Re: JSON-LD terminology

On 27 Aug 2012, at 11:42, Andy Seaborne wrote:
> I share your concern about the dangers of (what is perceived to be) a different data model.  I'm not so sure that it is as bad as you paint it though.
> 
> Looking at:
> 
>  http://www.w3.org/TR/json-ld-syntax/#linking-data
> 
> how would you change or tighten up the language in that section?

As I said in my email, I can see three reasonable approaches:

1. Conceptualise JSON-LD as an extension of JSON (that is, it allows identification and linking of JSON objects, and extends the JSON data model with some richer constructs. Vanilla JSON is a tree of JSON objects and JSON arrays. JSON-LD is a graph of JSON objects.)

2. Pick terms from RDF Concepts (that is, speak of “nodes” instead of “subjects and objects”, “literals” instead of “objects that are labelled with text”, “predicates” instead of “properties”)

3. Describe JSON-LD in terms of the claims it makes about the universe: Subject and objects are “resources”/“entities”/“things”. JSON-LD expresses “relationships” between them; “properties” are types of relationships. Strings, numbers and so on are “values”.

Given the goals of JSON-LD, the first seems most reasonable as it explains the benefits of using JSON-LD over vanilla JSON in terms that the target audience should already be familiar with and relate to. Personally, I think that the second is cleanest, but I suppose it would go a bit against the JSON-LD design goal of pretending that it has nothing to do with RDF.

> The doc does a reasonable job of saying "JSON Object" when it means a the concept from JSON - maybe there are some places it does not get the naming quite right (editorial).

Yes, the doc attempts to distinguish "JSON Object" and "object", but the target audience will be familiar with the term "object" in the vanilla JSON sense, so why go against the grain by re-defining "object" to mean something else? What's wrong with "node"?

> EricP - You are noted in "Issue 2" as suggesting "that the definitions of subject and object, while being practical, are at odds with [RDF-CONCEPTS] use in their roles within a triple."  Care to say more?

I guess EricP's concern is that in RDF Concepts, subjects and objects are positions in a triple. In the JSON-LD data model, subjects and objects are what RDF Concepts calls nodes. RDF Concepts doesn't distinguish between “subject nodes” and “object nodes”; there's just nodes. RDF Concepts does distinguish between IRIs, blank nodes, and literals, unlike JSON-LD.
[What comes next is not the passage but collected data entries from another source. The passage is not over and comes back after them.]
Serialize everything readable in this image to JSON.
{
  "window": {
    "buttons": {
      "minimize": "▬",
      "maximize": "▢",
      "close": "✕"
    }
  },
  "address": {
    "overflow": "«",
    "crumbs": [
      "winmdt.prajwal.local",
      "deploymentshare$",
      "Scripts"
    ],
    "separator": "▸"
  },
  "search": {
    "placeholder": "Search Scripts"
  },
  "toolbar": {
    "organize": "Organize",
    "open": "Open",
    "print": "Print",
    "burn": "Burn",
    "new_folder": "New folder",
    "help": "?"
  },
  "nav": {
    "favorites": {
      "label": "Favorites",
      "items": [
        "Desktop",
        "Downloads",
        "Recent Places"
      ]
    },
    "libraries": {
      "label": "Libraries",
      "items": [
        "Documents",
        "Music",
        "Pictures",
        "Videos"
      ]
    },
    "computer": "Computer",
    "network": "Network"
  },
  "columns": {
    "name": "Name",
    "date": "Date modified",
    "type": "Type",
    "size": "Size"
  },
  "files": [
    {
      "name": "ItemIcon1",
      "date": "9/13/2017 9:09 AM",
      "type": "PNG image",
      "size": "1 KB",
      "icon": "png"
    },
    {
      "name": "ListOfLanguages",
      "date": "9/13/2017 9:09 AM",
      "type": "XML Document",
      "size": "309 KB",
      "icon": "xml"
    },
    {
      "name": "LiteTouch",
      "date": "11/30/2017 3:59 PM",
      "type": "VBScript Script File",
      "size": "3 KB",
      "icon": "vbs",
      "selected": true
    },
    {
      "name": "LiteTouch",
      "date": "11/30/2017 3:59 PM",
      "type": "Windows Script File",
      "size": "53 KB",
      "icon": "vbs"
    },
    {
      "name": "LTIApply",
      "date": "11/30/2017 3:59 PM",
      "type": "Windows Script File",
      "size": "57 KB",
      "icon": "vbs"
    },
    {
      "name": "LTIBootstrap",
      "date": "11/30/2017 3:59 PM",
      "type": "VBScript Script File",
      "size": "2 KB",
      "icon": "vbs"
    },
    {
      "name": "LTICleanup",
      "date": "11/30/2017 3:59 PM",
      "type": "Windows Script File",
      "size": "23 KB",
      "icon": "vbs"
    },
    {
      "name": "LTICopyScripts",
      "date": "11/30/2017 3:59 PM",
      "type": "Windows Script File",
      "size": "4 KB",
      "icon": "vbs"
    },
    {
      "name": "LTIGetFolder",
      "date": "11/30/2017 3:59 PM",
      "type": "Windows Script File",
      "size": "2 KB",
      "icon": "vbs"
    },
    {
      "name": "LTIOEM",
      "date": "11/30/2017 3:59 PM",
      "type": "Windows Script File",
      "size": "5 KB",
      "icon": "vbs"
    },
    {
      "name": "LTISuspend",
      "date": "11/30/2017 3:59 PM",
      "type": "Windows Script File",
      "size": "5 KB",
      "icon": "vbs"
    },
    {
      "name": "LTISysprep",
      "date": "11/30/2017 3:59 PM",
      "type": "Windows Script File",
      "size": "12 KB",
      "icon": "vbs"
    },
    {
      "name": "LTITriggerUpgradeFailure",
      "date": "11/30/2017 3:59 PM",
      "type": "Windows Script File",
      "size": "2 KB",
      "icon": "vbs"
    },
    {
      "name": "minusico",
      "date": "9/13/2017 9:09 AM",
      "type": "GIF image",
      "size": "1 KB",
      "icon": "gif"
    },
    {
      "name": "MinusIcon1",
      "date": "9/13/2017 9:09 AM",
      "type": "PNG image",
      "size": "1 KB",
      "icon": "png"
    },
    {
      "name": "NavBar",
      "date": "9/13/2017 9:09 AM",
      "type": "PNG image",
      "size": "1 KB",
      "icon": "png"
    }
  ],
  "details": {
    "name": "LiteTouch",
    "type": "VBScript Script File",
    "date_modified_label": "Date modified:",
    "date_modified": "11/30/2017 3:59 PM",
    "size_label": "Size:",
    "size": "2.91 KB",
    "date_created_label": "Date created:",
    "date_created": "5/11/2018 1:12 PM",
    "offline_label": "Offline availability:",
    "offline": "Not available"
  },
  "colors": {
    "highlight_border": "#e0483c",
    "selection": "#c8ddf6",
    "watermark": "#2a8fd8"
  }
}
> Personally, I have always found that the data model of RDF is not too complicated.  The main issue is the total amount of technology a web developer has juggle rather than any specific technology.
> 
> When faced with the task of learning RDF, the Turtle-as-records clicks.  URIs and prefix names can be a early confusion - JSON-LD does not change for the better or worse.

Uh, no. JSON-LD *does* change it for the worse. In Turtle, we have absolute URIs, relative URIs, and prefixed names. In JSON-LD, we have these three, plus term expansion. So there's four different ways of writing a URI.

> The other confusion is "what is a graph?" A graph is a set of nodes and a set of edges.  It can be drawn as a picture.  An RDF graph does not include an explicit set of nodes - it's just the edge set.  A node label can be an edge label.   This is again the same in JSON-LD and RDF Concepts.

Unlike RDF, JSON-LD allows literals as subjects and predicates, allows multiple nodes with the same IRI, doesn't allow string literals that happen to contain an IRI, and allows multiple identical edges (i.e. is a multiset of triples).

JSON-LD also doesn't specify whether IRIs are absolute or relative, doesn't say what exactly an internationalized string is, doesn't say what range of datatypes are supported, doesn't say whether graphs can be merged or how, and doesn't say when two graphs are identical; so in all of these regards its data model might also differ from RDF.

JSON-LD also contradicts itself regarding the possibility of unlabelled edges (not possible according to the definition, but possible according to a NOTE a bit later).

So I don't think it's the same data model. It's not just a difference in choice of words here and there.

(JSON-LD also contains a narrow definition of "Linked Data" that contradicts five years of existing W3C specifications, but that's another rant for another day.)

> RDF is not an RDF format!

Right, and neither are B.4 Microformats nor B.5 Microdata.